La réglementation

Les activités nucléaires sont de natures très diverses et couvrent toute activité touchant à la mise en œuvre ou à l’utilisation de substances radioactives ou de rayonnements ionisants. Leur exercice est couvert par un cadre juridique visant à garantir, en fonction de leur nature et des risques présentés, qu’il n’est pas susceptible de porter atteinte à la sécurité, la santé et la salubrité publiques ou à la protection de la nature et de l’environnement.

La protection de la population en situation d’exposition durable

Au sens de la réglementation française, les situations d’exposition durable aux rayonnements ionisants couvrent les situations consécutives à une situation d’urgence radiologique ayant occasionné une pollution durable de l’environnement ou de biens par des substances radioactives d’une part (situations post-accidentelles) et toute autre situation de pollution par des substances radioactives d’autre part (sites et sols pollués).
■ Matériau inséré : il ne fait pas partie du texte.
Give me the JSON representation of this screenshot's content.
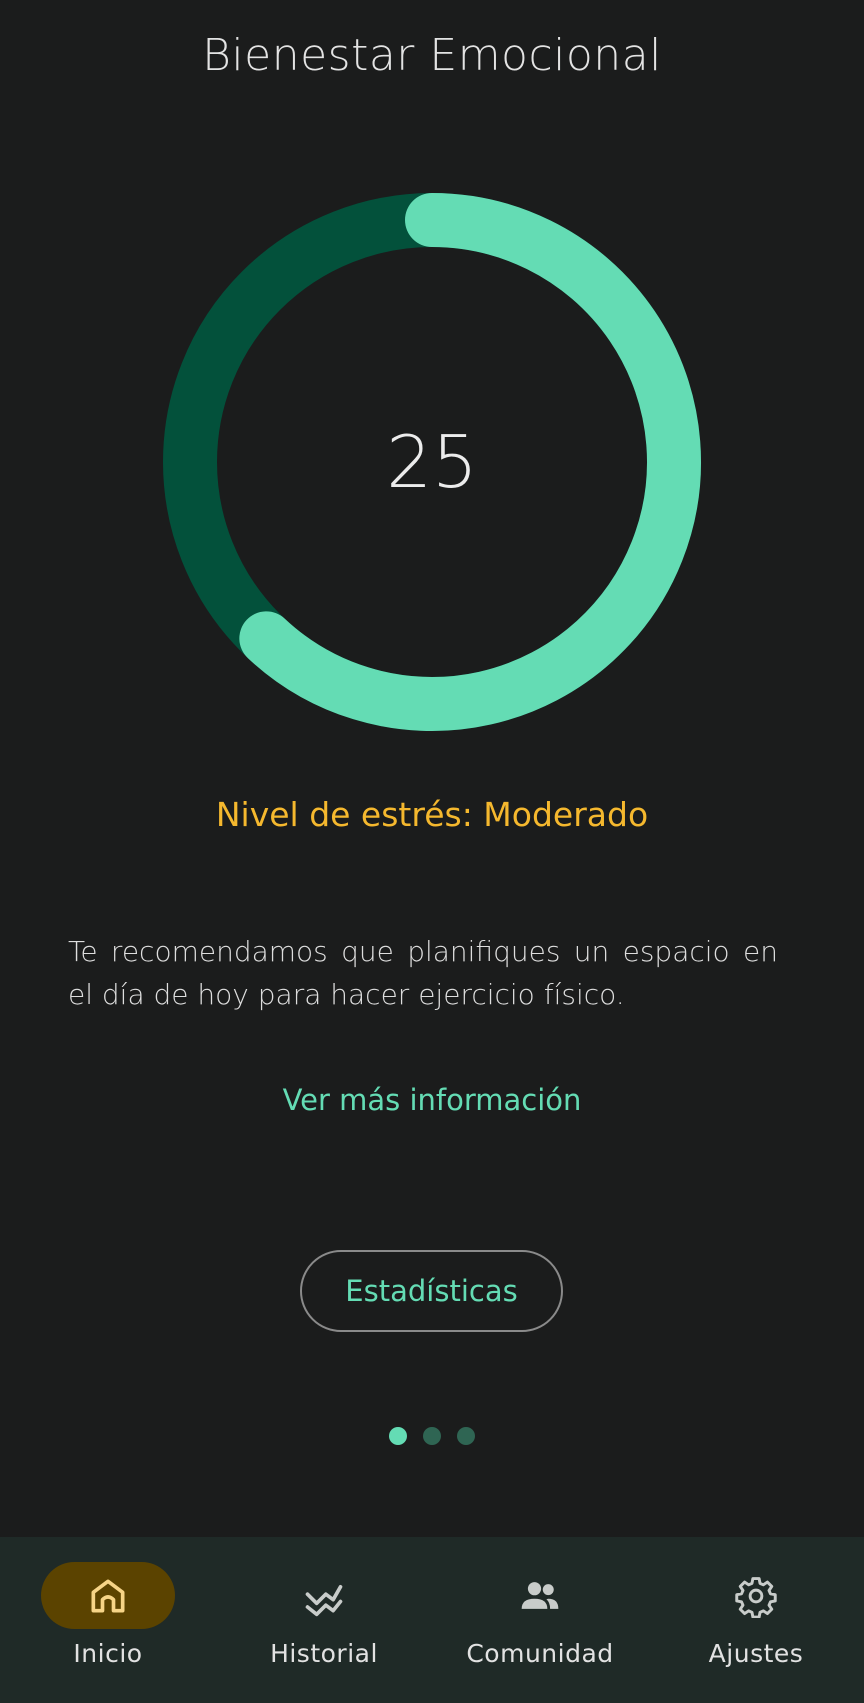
{
  "header": {
    "title": "Bienestar Emocional"
  },
  "gauge": {
    "value": "25",
    "fill_fraction": 0.62,
    "track_color": "#03513b",
    "fill_color": "#64dcb4"
  },
  "stress": {
    "label": "Nivel de estrés: Moderado",
    "color": "#f5b82e"
  },
  "recommendation": {
    "text": "Te recomendamos que planifiques un espacio en el día de hoy para hacer ejercicio físico."
  },
  "more_info": {
    "label": "Ver más información"
  },
  "stats_button": {
    "label": "Estadísticas"
  },
  "pager": {
    "count": 3,
    "active_index": 0
  },
  "nav": {
    "items": [
      {
        "label": "Inicio",
        "icon": "home-icon",
        "active": true
      },
      {
        "label": "Historial",
        "icon": "history-chart-icon",
        "active": false
      },
      {
        "label": "Comunidad",
        "icon": "people-icon",
        "active": false
      },
      {
        "label": "Ajustes",
        "icon": "gear-icon",
        "active": false
      }
    ]
  }
}
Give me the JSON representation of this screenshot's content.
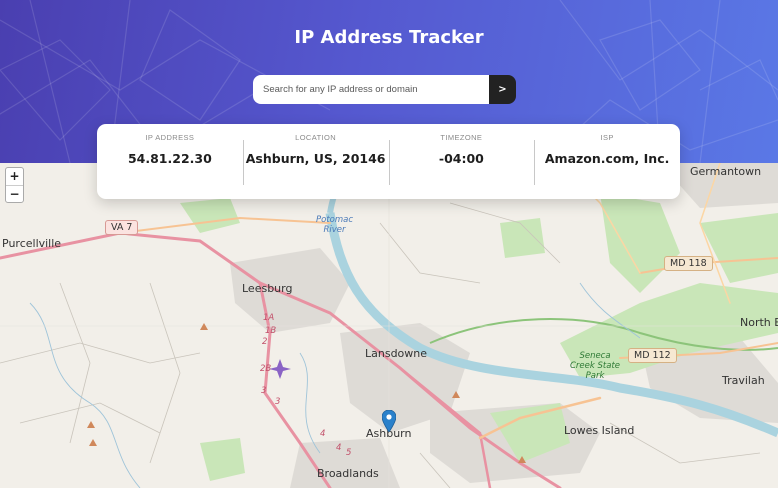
{
  "header": {
    "title": "IP Address Tracker"
  },
  "search": {
    "placeholder": "Search for any IP address or domain",
    "button_label": ">"
  },
  "info": [
    {
      "label": "IP ADDRESS",
      "value": "54.81.22.30"
    },
    {
      "label": "LOCATION",
      "value": "Ashburn, US, 20146"
    },
    {
      "label": "TIMEZONE",
      "value": "-04:00"
    },
    {
      "label": "ISP",
      "value": "Amazon.com, Inc."
    }
  ],
  "map": {
    "zoom_in": "+",
    "zoom_out": "−",
    "places": [
      "Purcellville",
      "Leesburg",
      "Lansdowne",
      "Ashburn",
      "Broadlands",
      "Lowes Island",
      "Germantown",
      "North B",
      "Travilah"
    ],
    "water": [
      "Potomac",
      "River"
    ],
    "park": [
      "Seneca",
      "Creek State",
      "Park"
    ],
    "shields": [
      "VA 7",
      "MD 118",
      "MD 112"
    ],
    "exits": [
      "1A",
      "1B",
      "2",
      "2B",
      "3",
      "3",
      "4",
      "4",
      "5"
    ]
  }
}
Pour les situations post-accidentelles, la réglementation fixe un niveau de référence à 20 mSv en dose efficace sur la première année après la fin de la situation d’urgence radiologique pour toute personne exposée à des substances radioactives résultant de la situation afin de définir la stratégie initiale de gestion des parcelles polluées, puis il est réévalué chaque année, avec comme objectif à terme d’atteindre un niveau de référence sur une année de 1 mSv en dose efficace ajouté au bruit de fond antérieur à la situation.

Pour les autres cas, la contamination des sites par des substances radioactives est le résultat de l’exercice, passé ou ancien, d’une activité nucléaire (utilisation de sources non scellées, industrie du radium…) ou d’une activité industrielle utilisant des matières premières contenant des quantités non négligeables de radioéléments naturels de la famille de l’uranium ou du thorium (activité induisant une exposition aux rayonnements naturels dite « renforcée », voir point 2.3.2). Ces sites sont, pour la plupart, répertoriés dans l’inventaire mis à jour périodiquement et publié par l’Agence nationale pour la gestion des déchets radioactifs (Andra).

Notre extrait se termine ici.